Determine the distance from the point 𝑃 (4,3) to the line with equation 3𝑥 − 4𝑦 + 25 = 0.
distance from a point (p,q) to a line Ax + By + C = 0
= |Ap + Bq + C| / √(A^2 + B^2)
plug in your values
To determine the distance from a point to a line, we can use the formula for the distance between a point and a line. The formula is given by:
distance = |Ax + By + C| / sqrt(A^2 + B^2)
Where A, B, and C are the coefficients of the line equation, and (x, y) are the coordinates of the point.
In this case, we have the line equation as 3𝑥 − 4𝑦 + 25 = 0, so A = 3, B = -4, and C = 25.

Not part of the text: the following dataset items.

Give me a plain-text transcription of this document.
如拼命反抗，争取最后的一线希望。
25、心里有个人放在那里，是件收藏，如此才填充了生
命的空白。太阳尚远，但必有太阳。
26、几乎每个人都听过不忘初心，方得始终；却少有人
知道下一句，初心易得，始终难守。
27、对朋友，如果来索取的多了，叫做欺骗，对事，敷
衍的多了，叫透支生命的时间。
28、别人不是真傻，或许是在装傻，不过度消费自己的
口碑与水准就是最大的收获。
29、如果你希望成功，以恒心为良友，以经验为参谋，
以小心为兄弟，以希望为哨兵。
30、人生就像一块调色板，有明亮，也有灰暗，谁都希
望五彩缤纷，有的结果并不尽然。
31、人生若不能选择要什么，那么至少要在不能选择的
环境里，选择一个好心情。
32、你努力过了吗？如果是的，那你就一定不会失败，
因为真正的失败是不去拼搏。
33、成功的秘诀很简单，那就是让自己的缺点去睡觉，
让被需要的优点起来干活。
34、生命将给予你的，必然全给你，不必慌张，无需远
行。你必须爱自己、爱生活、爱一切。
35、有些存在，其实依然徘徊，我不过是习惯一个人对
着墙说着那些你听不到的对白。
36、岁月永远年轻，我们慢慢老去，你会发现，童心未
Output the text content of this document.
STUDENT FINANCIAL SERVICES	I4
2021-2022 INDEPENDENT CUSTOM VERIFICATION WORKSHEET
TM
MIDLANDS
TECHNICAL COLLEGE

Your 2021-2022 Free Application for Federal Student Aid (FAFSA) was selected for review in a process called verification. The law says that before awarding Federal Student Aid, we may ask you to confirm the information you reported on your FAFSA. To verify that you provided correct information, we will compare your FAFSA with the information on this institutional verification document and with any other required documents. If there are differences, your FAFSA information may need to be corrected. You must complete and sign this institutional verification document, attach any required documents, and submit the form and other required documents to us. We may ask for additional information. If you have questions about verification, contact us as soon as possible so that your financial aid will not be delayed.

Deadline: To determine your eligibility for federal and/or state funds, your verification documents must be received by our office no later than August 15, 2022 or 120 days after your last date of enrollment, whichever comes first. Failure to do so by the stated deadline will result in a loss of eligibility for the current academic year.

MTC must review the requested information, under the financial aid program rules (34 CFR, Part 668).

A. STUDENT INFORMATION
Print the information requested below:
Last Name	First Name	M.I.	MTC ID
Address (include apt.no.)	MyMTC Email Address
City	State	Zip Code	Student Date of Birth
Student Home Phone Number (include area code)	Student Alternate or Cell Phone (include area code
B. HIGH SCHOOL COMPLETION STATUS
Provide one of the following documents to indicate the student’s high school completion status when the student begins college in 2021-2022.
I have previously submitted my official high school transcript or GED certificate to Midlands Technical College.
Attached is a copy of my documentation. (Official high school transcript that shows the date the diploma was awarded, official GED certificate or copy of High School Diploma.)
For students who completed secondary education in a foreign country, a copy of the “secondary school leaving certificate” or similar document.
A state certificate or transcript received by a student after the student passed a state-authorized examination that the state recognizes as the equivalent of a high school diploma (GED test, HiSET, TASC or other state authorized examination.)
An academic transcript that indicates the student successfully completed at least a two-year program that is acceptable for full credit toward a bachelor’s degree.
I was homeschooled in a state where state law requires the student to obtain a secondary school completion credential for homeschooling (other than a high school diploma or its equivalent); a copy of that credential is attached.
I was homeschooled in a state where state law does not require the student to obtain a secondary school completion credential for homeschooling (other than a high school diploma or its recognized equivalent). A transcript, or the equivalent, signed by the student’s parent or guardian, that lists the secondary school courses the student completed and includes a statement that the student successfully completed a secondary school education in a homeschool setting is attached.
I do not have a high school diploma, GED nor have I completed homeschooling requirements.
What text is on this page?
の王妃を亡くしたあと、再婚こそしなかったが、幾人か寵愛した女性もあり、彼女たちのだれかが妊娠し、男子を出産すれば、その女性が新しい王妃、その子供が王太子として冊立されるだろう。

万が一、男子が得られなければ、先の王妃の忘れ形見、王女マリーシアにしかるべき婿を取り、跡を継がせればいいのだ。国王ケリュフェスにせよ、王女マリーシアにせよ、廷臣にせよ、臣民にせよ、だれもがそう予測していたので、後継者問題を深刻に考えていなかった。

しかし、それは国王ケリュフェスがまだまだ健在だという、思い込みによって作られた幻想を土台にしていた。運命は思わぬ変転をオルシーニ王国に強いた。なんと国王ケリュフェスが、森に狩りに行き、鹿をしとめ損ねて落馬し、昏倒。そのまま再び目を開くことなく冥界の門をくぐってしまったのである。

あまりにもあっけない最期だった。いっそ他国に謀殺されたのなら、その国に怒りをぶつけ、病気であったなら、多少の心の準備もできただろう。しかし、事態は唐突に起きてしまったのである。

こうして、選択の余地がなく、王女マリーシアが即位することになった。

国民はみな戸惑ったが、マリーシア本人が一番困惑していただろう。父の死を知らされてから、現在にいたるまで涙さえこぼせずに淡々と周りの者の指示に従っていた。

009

We also have the point P(4,3), so x = 4, and y = 3.
Now, let's substitute these values into the formula and calculate the distance:
distance = |3*4 + (-4)*3 + 25| / sqrt(3^2 + (-4)^2)
distance = |12 - 12 + 25| / sqrt(9 + 16)
distance = |25| / sqrt(25)
distance = 25 / 5
distance = 5
Therefore, the distance from the point P(4,3) to the line 3𝑥 − 4𝑦 + 25 = 0 is 5 units.